The Tibetan Plateau has long been thought to be one of the last areas on the planet to be colonized by people migrating throughout the world.

Our dead relatives, the Denisovans, reached the "top of the world" some 160,000 years ago-120,000 years earlier than prior estimates for our species-and even contributed to our adaptation to high altitude, according to a recent article by archeologists at the University of California, Davis.

As a framework for researchers, Zhang and Zhang present two scenarios of human habitation of the Tibetan Plateau that future discoveries might evaluate:

  • Intermittent visits until staying there year-round around 9,000 years ago, towards the conclusion of the Ice Age.
  • From 30,000 to 40,000 years ago, there has been continuous occupancy.

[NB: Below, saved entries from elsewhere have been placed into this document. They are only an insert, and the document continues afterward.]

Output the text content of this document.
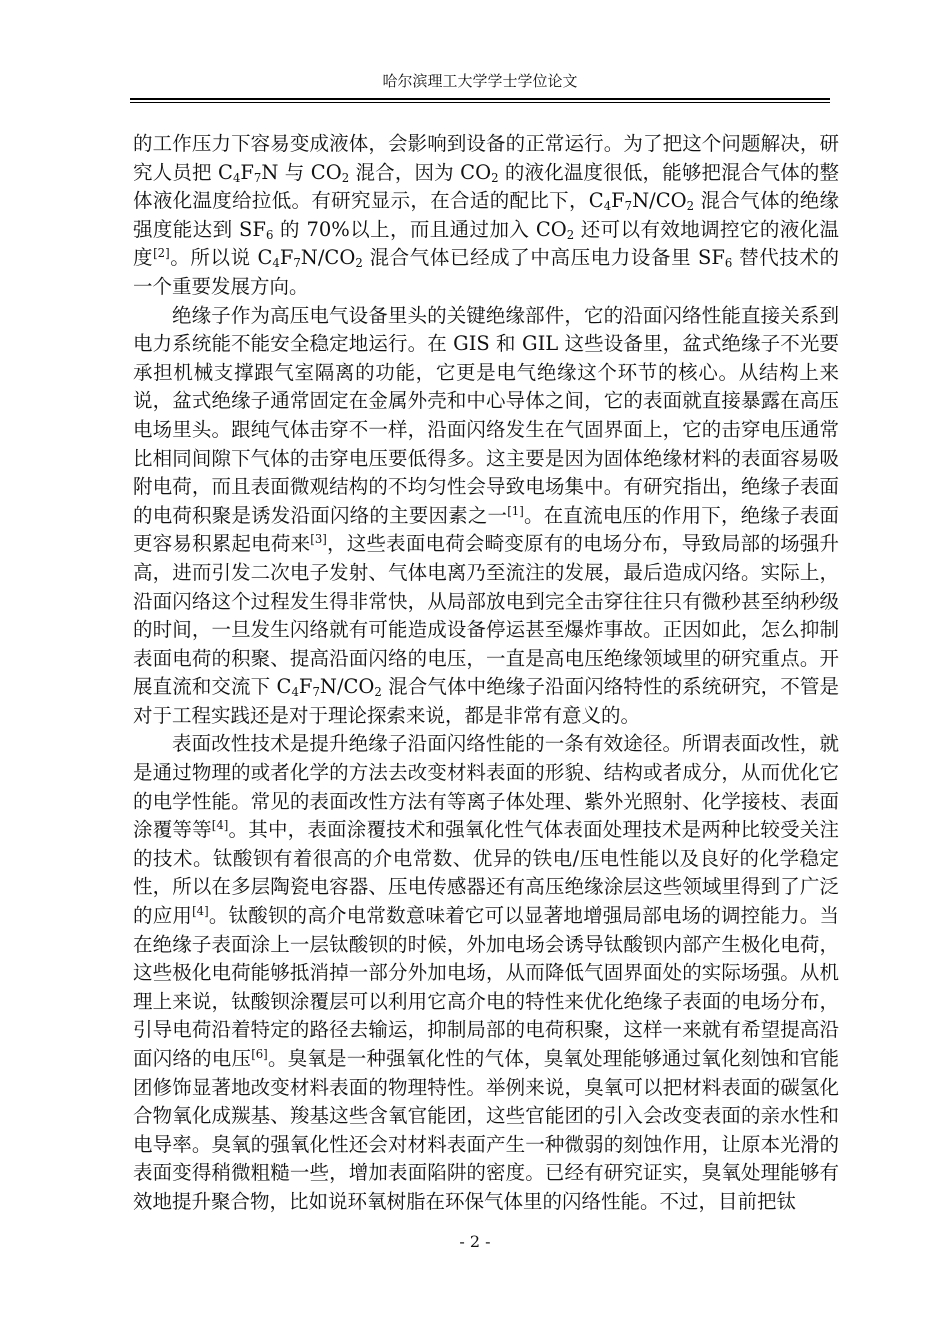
哈尔滨理工大学学士学位论文

的工作压力下容易变成液体，会影响到设备的正常运行。为了把这个问题解决，研究人员把 $C_4F_7N$ 与 $CO_2$ 混合，因为 $CO_2$ 的液化温度很低，能够把混合气体的整体液化温度给拉低。有研究显示，在合适的配比下，$C_4F_7N/CO_2$ 混合气体的绝缘强度能达到 $SF_6$ 的 70%以上，而且通过加入 $CO_2$ 还可以有效地调控它的液化温度[2]。所以说 $C_4F_7N/CO_2$ 混合气体已经成了中高压电力设备里 $SF_6$ 替代技术的一个重要发展方向。

绝缘子作为高压电气设备里头的关键绝缘部件，它的沿面闪络性能直接关系到电力系统能不能安全稳定地运行。在 GIS 和 GIL 这些设备里，盆式绝缘子不光要承担机械支撑跟气室隔离的功能，它更是电气绝缘这个环节的核心。从结构上来说，盆式绝缘子通常固定在金属外壳和中心导体之间，它的表面就直接暴露在高压电场里头。跟纯气体击穿不一样，沿面闪络发生在气固界面上，它的击穿电压通常比相同间隙下气体的击穿电压要低得多。这主要是因为固体绝缘材料的表面容易吸附电荷，而且表面微观结构的不均匀性会导致电场集中。有研究指出，绝缘子表面的电荷积聚是诱发沿面闪络的主要因素之一[1]。在直流电压的作用下，绝缘子表面更容易积累起电荷来[3]，这些表面电荷会畸变原有的电场分布，导致局部的场强升高，进而引发二次电子发射、气体电离乃至流注的发展，最后造成闪络。实际上，沿面闪络这个过程发生得非常快，从局部放电到完全击穿往往只有微秒甚至纳秒级的时间，一旦发生闪络就有可能造成设备停运甚至爆炸事故。正因如此，怎么抑制表面电荷的积聚、提高沿面闪络的电压，一直是高电压绝缘领域里的研究重点。开展直流和交流下 $C_4F_7N/CO_2$ 混合气体中绝缘子沿面闪络特性的系统研究，不管是对于工程实践还是对于理论探索来说，都是非常有意义的。

表面改性技术是提升绝缘子沿面闪络性能的一条有效途径。所谓表面改性，就是通过物理的或者化学的方法去改变材料表面的形貌、结构或者成分，从而优化它的电学性能。常见的表面改性方法有等离子体处理、紫外光照射、化学接枝、表面涂覆等等[4]。其中，表面涂覆技术和强氧化性气体表面处理技术是两种比较受关注的技术。钛酸钡有着很高的介电常数、优异的铁电/压电性能以及良好的化学稳定性，所以在多层陶瓷电容器、压电传感器还有高压绝缘涂层这些领域里得到了广泛的应用[4]。钛酸钡的高介电常数意味着它可以显著地增强局部电场的调控能力。当在绝缘子表面涂上一层钛酸钡的时候，外加电场会诱导钛酸钡内部产生极化电荷，这些极化电荷能够抵消掉一部分外加电场，从而降低气固界面处的实际场强。从机理上来说，钛酸钡涂覆层可以利用它高介电的特性来优化绝缘子表面的电场分布，引导电荷沿着特定的路径去输运，抑制局部的电荷积聚，这样一来就有希望提高沿面闪络的电压[6]。臭氧是一种强氧化性的气体，臭氧处理能够通过氧化刻蚀和官能团修饰显著地改变材料表面的物理特性。举例来说，臭氧可以把材料表面的碳氢化合物氧化成羰基、羧基这些含氧官能团，这些官能团的引入会改变表面的亲水性和电导率。臭氧的强氧化性还会对材料表面产生一种微弱的刻蚀作用，让原本光滑的表面变得稍微粗糙一些，增加表面陷阱的密度。已经有研究证实，臭氧处理能够有效地提升聚合物，比如说环氧树脂在环保气体里的闪络性能。不过，目前把钛

- 2 -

Denovisans might have transferred the EPAS1 haplotype to modern humans around 46,000 to 48,000 years ago in either scenario.

"The key question is whether they stay there all year," said Nicolas Zwyns, a UC Davis assistant professor of anthropology and the paper's supervising author, "which would suggest that they were biologically suited to hypoxia." "Or did they just happen to arrive up there and then withdraw back to the lowlands or simply vanish?"

Denisovans became extinct at an unknown time, but some researchers estimate it might have been as recently as 20,000 years ago. "Although we don't know if they were acclimated to high altitude," Zwyns explained, "the transmission of some of their genes to us will be the game changer thousands of years later for our species to become adapted to hypoxia." "That is a terrific narrative, in my opinion."